Изменить размер шрифта - +
Есть определенные приемы, их требуется освоить, тогда проще. Не верить всему подряд, проверять информацию, сравнивать… Тогда можно отделить ложь от выдумки. Но как же мне сравнить поэзию Авиньона, немецких романтиков и летающие чайники? Это очень сложно для простого сравнения, господа. А тут еще вы мне предложили усвоить правило бритвы Оккама.

Мегре сделал паузу, еще раз всех присутствующих осмотрел.

— Объяснили мне, что надо отделить одну реальную причину от многих нереальных. Мол, это называется номинализм. Не умножайте, так сказать, сущности. Я ведь обычно этим как раз и занимаюсь: отделяю ложные показания от правдивых. А правдивые показания складываю вместе. И тогда получается понятная картина. Но я быстро разобрался, что ваш номинализм — это про другое. Не про ложные показания, а про то, что не может быть сразу два правдивых показания. А вот с этим я категорически не могу согласиться. Понимаете?

Мегре сосредоточил свой взгляд на позитивисте Хьюго Берриморе и неторопливо пояснил, что он имеет в виду:

— Видите ли, профессор, мой долгий опыт учит, что даже во лжи бывает правда. И прежде всего, именно во лжи правду и следует искать. Это трудно понять, но понять все-таки необходимо. Если человек врет, то он врет, подчиняясь определенной логике событий, которая существует объективно. И значит, человек врет, подчиняясь наличию объективной правды. И ход его фантазии и сценарий его лжи — совершенно правдивы.

То есть сама конструкция лжи, идея лжи — правдива. Это очень важно понять. Если бы идея лжи была изначально ложна, то ложь была бы опознана как ложь немедленно. И перестала бы существовать. Но ложь часто бывает убедительнее правды. Потому что ложь — это такая же правда, просто эта правда высказана другими словами. По иному сценарию. По такому сценарию, в котором факты искажены. Или заменены на другие. Но сценарий истории остался правдив. Понимаете? Факт не соответствует тому, что вы называете правдой. Но причина появления этого неверного факта — правдива. Это, думаю, важно и в философии. И если взять бритву и отрезать ложь от правды, то вы отрежете совсем не ложь, но удалите часть правды. И, может быть, вы удалите самую нужную часть правды.

Хьюго Берримор слушал комиссара внимательно, но инспектор Лестрейд, который столь же внимательно изучал реакцию профессора позитивизма, уловил некоторую туманность во взгляде ученого; Лестрейд порадовался тому, что не он один ничего не понимает.

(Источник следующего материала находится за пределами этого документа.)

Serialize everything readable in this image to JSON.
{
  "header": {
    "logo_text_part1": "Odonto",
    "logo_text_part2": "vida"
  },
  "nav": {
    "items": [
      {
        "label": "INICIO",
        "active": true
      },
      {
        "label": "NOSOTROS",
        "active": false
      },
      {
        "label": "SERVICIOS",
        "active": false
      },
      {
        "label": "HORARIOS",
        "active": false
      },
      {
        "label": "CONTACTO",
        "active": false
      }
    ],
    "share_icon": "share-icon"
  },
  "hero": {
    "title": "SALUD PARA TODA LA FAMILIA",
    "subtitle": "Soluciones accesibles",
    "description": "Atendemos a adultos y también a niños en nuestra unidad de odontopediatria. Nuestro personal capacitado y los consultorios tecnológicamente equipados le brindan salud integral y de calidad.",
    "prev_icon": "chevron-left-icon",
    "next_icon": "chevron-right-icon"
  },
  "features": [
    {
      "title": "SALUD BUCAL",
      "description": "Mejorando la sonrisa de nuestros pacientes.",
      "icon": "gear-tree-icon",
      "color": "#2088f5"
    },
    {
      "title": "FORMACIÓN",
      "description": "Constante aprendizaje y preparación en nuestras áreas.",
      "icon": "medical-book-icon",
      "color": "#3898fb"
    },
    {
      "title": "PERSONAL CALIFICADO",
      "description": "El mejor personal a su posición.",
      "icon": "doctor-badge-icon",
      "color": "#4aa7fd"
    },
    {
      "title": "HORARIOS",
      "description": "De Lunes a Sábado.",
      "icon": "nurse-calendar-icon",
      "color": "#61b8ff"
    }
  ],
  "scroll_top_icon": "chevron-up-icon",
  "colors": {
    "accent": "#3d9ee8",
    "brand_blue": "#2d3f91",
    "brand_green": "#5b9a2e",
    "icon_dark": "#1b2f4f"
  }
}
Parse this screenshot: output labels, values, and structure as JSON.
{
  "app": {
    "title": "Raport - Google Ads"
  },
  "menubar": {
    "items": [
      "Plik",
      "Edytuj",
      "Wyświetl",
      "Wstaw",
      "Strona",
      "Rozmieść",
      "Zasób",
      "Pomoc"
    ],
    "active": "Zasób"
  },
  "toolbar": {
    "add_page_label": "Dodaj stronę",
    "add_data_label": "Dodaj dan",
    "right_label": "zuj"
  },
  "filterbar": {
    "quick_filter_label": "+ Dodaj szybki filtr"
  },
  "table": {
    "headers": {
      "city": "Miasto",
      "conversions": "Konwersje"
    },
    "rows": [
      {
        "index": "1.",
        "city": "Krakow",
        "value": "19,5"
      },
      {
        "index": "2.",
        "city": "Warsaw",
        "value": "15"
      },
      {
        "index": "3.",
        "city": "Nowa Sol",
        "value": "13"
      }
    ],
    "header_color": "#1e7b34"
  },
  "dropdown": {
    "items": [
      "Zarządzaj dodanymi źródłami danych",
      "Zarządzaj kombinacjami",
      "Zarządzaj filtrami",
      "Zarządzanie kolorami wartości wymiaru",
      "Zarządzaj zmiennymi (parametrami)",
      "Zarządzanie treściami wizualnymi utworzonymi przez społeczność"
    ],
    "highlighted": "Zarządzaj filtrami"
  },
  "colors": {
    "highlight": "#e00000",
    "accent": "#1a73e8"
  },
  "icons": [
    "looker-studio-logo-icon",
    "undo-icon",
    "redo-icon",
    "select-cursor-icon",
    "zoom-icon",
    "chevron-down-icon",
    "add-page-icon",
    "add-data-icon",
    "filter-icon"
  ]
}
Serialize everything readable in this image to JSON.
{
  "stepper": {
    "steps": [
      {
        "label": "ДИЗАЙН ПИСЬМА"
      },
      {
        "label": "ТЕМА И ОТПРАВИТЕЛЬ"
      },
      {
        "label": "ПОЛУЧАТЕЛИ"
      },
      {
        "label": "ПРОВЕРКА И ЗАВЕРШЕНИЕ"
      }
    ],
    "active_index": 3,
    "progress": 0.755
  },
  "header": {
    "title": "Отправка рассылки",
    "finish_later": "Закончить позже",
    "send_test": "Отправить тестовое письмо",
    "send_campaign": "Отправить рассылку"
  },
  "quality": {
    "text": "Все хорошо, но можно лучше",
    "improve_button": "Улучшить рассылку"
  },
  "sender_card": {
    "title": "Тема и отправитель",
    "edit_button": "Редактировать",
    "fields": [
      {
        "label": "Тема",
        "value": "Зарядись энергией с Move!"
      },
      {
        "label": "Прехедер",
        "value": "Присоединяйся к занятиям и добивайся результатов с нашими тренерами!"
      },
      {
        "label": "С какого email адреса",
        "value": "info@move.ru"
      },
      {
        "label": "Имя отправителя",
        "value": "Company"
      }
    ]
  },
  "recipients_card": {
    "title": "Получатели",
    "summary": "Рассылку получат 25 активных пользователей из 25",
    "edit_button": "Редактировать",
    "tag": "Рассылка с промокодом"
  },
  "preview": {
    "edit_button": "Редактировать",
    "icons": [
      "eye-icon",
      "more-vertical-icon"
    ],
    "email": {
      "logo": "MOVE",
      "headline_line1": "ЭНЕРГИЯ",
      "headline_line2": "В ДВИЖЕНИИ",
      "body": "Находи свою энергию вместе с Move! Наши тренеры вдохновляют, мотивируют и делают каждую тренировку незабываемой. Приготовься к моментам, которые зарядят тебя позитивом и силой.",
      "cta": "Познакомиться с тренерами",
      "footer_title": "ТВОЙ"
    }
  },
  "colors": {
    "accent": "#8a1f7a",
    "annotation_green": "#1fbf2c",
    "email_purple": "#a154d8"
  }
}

— Вот почему, — продолжал Мегре, пыхтя трубкой, — я так люблю говорить с простыми людьми. С теми, кого называют «простыми». Простые люди часто врут, особенно клошары. Вы не поверите, как под мостами Сены распространено бытовое вранье. Врут не меньше, доложу вам, чем у вас в колледже. Ну разве что самую малость. Но врут клошары по определенной схеме. По совершенно правдивой и абсолютно объективной логичной системе, которая подчинила себе их мышление. И вот эта система, определяющая тип вранья, — она совершенно правдива. Поймите, внутри этой системы мышления человек, искажающий факты, говорит чистую правду.

Скажем, клошар говорит вам, что он пять дней не ел. Это ложь. Клошар ест и, возможно, он ест больше нас с вами, хотя мы питаемся здесь мясом экзотической зебры и запиваем дорогим вином. А клошар под мостом Сены ест то, что нашел в мусорном баке или украл с заднего двора магазина. Но он ест постоянно, когда не спит, просто потому, что у него других занятий нет. Он не ходит в кино, не заседает в сенате. Он ест и спит. И ест клошар чаще, чем министр. Хотя и менее качественную пищу. И вот, если мы будем руководствоваться тем, что ложь надо бритвой отделить от правды, мы скажем, что клошар врет. Но в том-то и дело, что он не врет. Он же имеет в виду иное, он не сравнивает количество проглоченного им с количеством съеденного майором Кингстоном. Он говорит, что майор обедал, сидел за столом, совершал ритуал еды, принятый в обществе.